The musical and intellectual exuberance of Tippett's music is fully demonstrated in his piano works, recorded here in their entirety on a double CD. The sonatas and concertante works recorded here offer a more compact survey of the various stages of his composing career than any other of the traditional genres he favoured: symphony, opera, and string quartet.

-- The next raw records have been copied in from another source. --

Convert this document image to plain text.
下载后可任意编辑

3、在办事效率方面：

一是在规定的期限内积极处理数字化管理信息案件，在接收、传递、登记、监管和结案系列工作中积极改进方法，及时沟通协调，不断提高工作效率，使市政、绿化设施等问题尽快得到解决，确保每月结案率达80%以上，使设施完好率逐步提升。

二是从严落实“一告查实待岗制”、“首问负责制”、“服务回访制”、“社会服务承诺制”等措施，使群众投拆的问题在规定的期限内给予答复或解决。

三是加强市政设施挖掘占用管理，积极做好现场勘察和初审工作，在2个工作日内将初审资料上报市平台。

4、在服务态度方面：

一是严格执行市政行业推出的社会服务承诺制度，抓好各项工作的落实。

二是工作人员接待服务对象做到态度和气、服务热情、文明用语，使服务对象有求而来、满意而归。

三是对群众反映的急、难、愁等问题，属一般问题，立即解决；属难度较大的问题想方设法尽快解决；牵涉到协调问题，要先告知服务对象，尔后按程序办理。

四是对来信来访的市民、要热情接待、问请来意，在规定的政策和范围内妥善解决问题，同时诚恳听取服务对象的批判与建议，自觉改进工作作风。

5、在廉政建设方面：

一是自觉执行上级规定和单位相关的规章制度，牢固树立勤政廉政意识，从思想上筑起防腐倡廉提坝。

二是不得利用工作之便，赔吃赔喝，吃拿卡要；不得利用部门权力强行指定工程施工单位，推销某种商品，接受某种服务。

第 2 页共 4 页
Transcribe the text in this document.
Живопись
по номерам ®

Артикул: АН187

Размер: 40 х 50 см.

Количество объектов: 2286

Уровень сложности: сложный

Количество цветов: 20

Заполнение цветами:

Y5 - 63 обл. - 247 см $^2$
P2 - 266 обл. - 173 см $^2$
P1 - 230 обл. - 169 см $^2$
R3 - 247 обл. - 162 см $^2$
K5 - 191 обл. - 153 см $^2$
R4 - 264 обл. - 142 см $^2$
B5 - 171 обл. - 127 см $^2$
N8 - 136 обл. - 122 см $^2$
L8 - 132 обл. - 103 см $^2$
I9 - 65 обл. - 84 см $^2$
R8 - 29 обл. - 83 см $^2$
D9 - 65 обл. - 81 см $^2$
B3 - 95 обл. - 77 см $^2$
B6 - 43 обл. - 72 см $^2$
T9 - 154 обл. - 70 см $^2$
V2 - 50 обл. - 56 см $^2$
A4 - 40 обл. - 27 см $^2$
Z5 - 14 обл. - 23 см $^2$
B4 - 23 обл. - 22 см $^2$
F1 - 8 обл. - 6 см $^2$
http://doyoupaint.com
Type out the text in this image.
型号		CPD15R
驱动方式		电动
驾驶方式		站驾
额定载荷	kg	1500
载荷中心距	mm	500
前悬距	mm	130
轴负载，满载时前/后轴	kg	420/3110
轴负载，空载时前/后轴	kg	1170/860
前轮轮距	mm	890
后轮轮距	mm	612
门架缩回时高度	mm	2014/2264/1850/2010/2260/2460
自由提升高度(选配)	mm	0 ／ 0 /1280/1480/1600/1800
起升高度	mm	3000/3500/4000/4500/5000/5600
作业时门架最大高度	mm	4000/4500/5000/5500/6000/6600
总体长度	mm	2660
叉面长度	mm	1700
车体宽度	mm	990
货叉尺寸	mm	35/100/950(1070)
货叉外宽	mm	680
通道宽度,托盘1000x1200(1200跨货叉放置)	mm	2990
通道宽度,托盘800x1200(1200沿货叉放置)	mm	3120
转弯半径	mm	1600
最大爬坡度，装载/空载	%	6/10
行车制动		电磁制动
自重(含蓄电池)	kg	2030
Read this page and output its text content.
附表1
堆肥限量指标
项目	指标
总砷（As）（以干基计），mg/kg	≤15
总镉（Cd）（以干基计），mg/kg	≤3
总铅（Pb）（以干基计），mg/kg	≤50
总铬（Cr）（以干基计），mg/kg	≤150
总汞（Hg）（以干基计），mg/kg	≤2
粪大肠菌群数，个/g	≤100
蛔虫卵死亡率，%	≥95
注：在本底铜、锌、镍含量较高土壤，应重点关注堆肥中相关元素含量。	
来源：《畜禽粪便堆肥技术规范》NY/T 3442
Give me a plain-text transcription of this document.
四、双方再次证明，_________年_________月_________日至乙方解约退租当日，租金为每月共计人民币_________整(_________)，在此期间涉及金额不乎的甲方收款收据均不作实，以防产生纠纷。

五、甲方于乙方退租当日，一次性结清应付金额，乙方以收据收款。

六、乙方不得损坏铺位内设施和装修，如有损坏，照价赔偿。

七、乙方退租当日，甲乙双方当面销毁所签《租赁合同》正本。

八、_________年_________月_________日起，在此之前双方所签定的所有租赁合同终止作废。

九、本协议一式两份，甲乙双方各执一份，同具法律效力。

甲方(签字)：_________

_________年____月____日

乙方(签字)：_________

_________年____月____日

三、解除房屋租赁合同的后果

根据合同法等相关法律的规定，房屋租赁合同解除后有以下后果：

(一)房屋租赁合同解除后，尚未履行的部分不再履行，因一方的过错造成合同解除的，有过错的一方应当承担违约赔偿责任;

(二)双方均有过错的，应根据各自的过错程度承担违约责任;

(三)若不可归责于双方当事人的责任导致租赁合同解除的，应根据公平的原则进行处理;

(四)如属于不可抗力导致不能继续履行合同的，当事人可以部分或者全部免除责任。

Every one of Tippett's six piano works is substantial, if not in length then in compositional ambition. By temperament he conceived music on a large scale and was more attracted to the sonata than the short genre piece typical of the famous pianist-composers of the 19th and 20th centuries. Being only a moderate pianist himself his piano writing speaks of an imagination directed not by virtuosity or routine movements of the fingers or the blandishments of the sustaining pedal but one set free to explore the contrapuntal style and fascination with rhythm it was heir to.

This is full-blooded, dramatic, joyful music. Steven Osborne makes the works his own, dealing with their considerable technical difficulties with ease and aplomb. He is joined by the BBC Scottish Symphony Orchestra under Martyn Brabbins.